Борис Саввич оказался довольно компетентным в делах виноградарских, он с полуслова все схватывал. Марыся же Павловна чувствовала себя тут ученицей, наивной или, может, даже смешной, только о жите что-то в могла взять в толк, остальное же представляла себе довольно смутно. А она, гектарница… «Ох, если бы мы, педагоги, так умели растить детей, как эта женщина умеет выращивать свои саженцы!» Капризные, прихотливые, а ее слушаются. Даже из Алжира присылают ей сюда чубуки, и они здесь у нее проходят закалку. Самый страшный вредитель — филлоксера, ранее считавшаяся непобедимой, она тоже пропадает в этом огненном карантине. Ведь все лето здесь огонь, босою ногой в песок не ступишь, и лишь лоза виноградная каким-то чудом приживляется, откуда-то соки берет, развивается под Оксаниным присмотром. «Вот так, как мы саженцы, так вы детей наших берегите», — могла бы эта молодая женщина сказать сейчас Марысе, и это было бы справедливо. Самое дорогое, что есть у нее в жизни, — сына единственного отдала она тебе на воспитание, а ты… Сумеешь ли? Оправдаешь ли материнские надежды?
— Не отдала бы вам его, — сказала задумчиво мать, — да только ведь школа стонет… И соседки просят: отдай да отдай, Оксана, его в интернат, не то и наших посводит с ума да с толку собьет. Он же тут для всех камышанских сорвиголов авторитет.
— Чем же он этот авторитет завоевал? — спросил воспитатель.

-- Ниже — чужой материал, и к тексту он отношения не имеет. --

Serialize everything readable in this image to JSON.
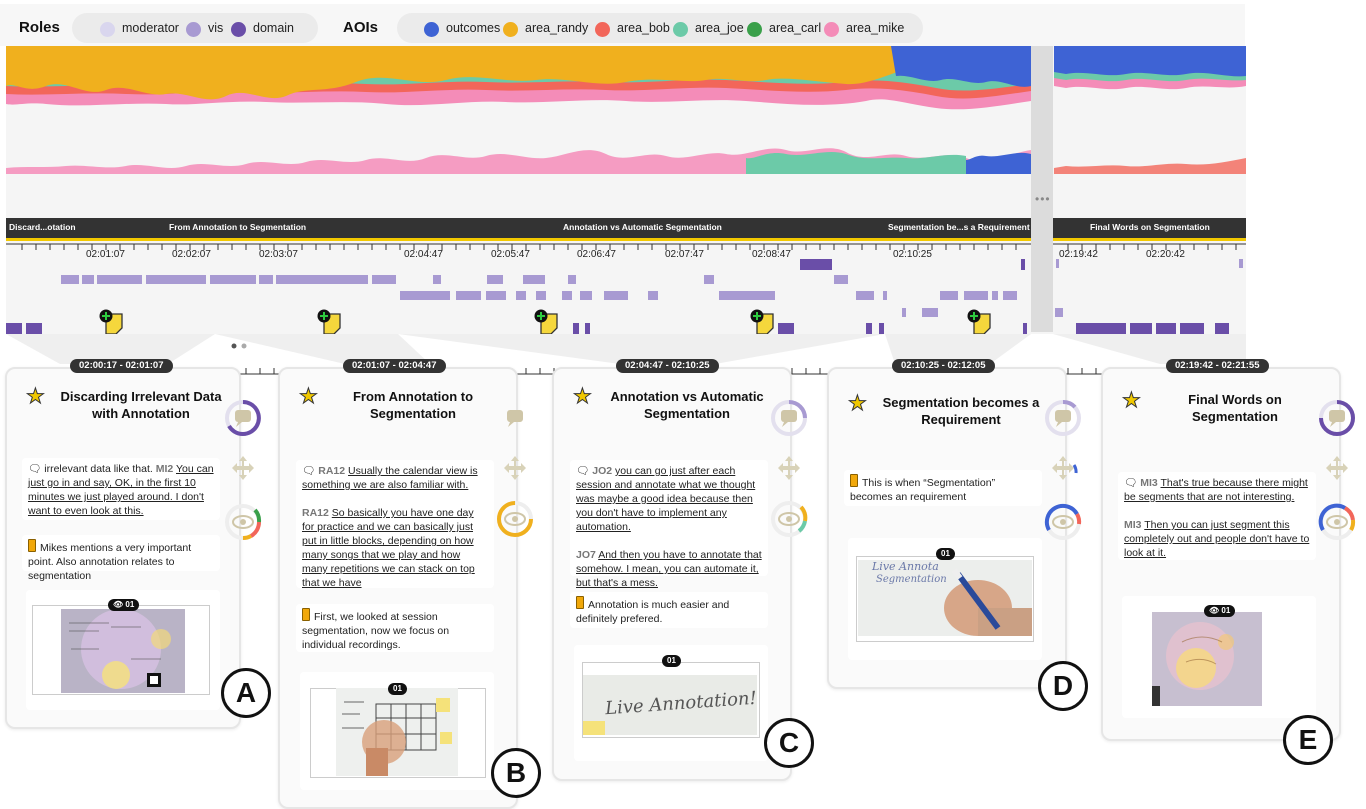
{
  "legend": {
    "roles_title": "Roles",
    "roles": [
      {
        "label": "moderator",
        "color": "#d9d6ee"
      },
      {
        "label": "vis",
        "color": "#a89ad2"
      },
      {
        "label": "domain",
        "color": "#6a4ea8"
      }
    ],
    "aois_title": "AOIs",
    "aois": [
      {
        "label": "outcomes",
        "color": "#3e63d4"
      },
      {
        "label": "area_randy",
        "color": "#f0b01e"
      },
      {
        "label": "area_bob",
        "color": "#f2665a"
      },
      {
        "label": "area_joe",
        "color": "#6ccaa8"
      },
      {
        "label": "area_carl",
        "color": "#3aa04a"
      },
      {
        "label": "area_mike",
        "color": "#f48cb8"
      }
    ]
  },
  "timeline": {
    "segments": [
      {
        "label": "Discard...otation"
      },
      {
        "label": "From Annotation to Segmentation"
      },
      {
        "label": "Annotation vs Automatic Segmentation"
      },
      {
        "label": "Segmentation be...s a Requirement"
      },
      {
        "label": "Final Words on Segmentation"
      }
    ],
    "ticks": [
      "02:01:07",
      "02:02:07",
      "02:03:07",
      "02:04:47",
      "02:05:47",
      "02:06:47",
      "02:07:47",
      "02:08:47",
      "02:10:25",
      "02:19:42",
      "02:20:42"
    ]
  },
  "cards": [
    {
      "time": "02:00:17 - 02:01:07",
      "title_l1": "Discarding Irrelevant Data",
      "title_l2": "with Annotation",
      "note1_pre": "irrelevant data like that.",
      "note1_spk": "MI2",
      "note1_text": "You can just go in and say, OK, in the first 10 minutes we just played around. I don't want to even look at this.",
      "note2": "Mikes mentions a very important point. Also annotation relates to segmentation",
      "badge": "01",
      "letter": "A"
    },
    {
      "time": "02:01:07 - 02:04:47",
      "title_l1": "From Annotation to",
      "title_l2": "Segmentation",
      "note1_spk1": "RA12",
      "note1_text1": "Usually the calendar view is something we are also familiar with.",
      "note1_spk2": "RA12",
      "note1_text2": "So basically you have one day for practice and we can basically just put in little blocks, depending on how many songs that we play and how many repetitions we can stack on top that we have",
      "note2": "First, we looked at session segmentation, now we focus on individual recordings.",
      "badge": "01",
      "letter": "B"
    },
    {
      "time": "02:04:47 - 02:10:25",
      "title_l1": "Annotation vs Automatic",
      "title_l2": "Segmentation",
      "note1_spk1": "JO2",
      "note1_text1": "you can go just after each session and annotate what we thought was maybe a good idea because then you don't have to implement any automation.",
      "note1_spk2": "JO7",
      "note1_text2": "And then you have to annotate that somehow. I mean, you can automate it, but that's a mess.",
      "note2": "Annotation is much easier and definitely prefered.",
      "badge": "01",
      "thumb_text": "Live Annotation!",
      "letter": "C"
    },
    {
      "time": "02:10:25 - 02:12:05",
      "title_l1": "Segmentation becomes a",
      "title_l2": "Requirement",
      "note1": "This is when “Segmentation” becomes an requirement",
      "badge": "01",
      "thumb_text": "Live Annota",
      "thumb_text2": "Segmentation",
      "letter": "D"
    },
    {
      "time": "02:19:42 - 02:21:55",
      "title_l1": "Final Words on",
      "title_l2": "Segmentation",
      "note1_spk1": "MI3",
      "note1_text1": "That's true because there might be segments that are not interesting.",
      "note1_spk2": "MI3",
      "note1_text2": "Then you can just segment this completely out and people don't have to look at it.",
      "badge": "01",
      "letter": "E"
    }
  ]
}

— А тем, что верный товарищ. Хоть ты его убей, не выдаст, скорее даже на себя вину возьмет… И меньшого ударить не даст, напротив, заступится за него. Если уж так, мол, руки чешутся кого-то ударить — бей меня, я крепче, выдержу. Сам он ничего не боится, просто бесстрашный какой-то! Наверное, в деда пошел…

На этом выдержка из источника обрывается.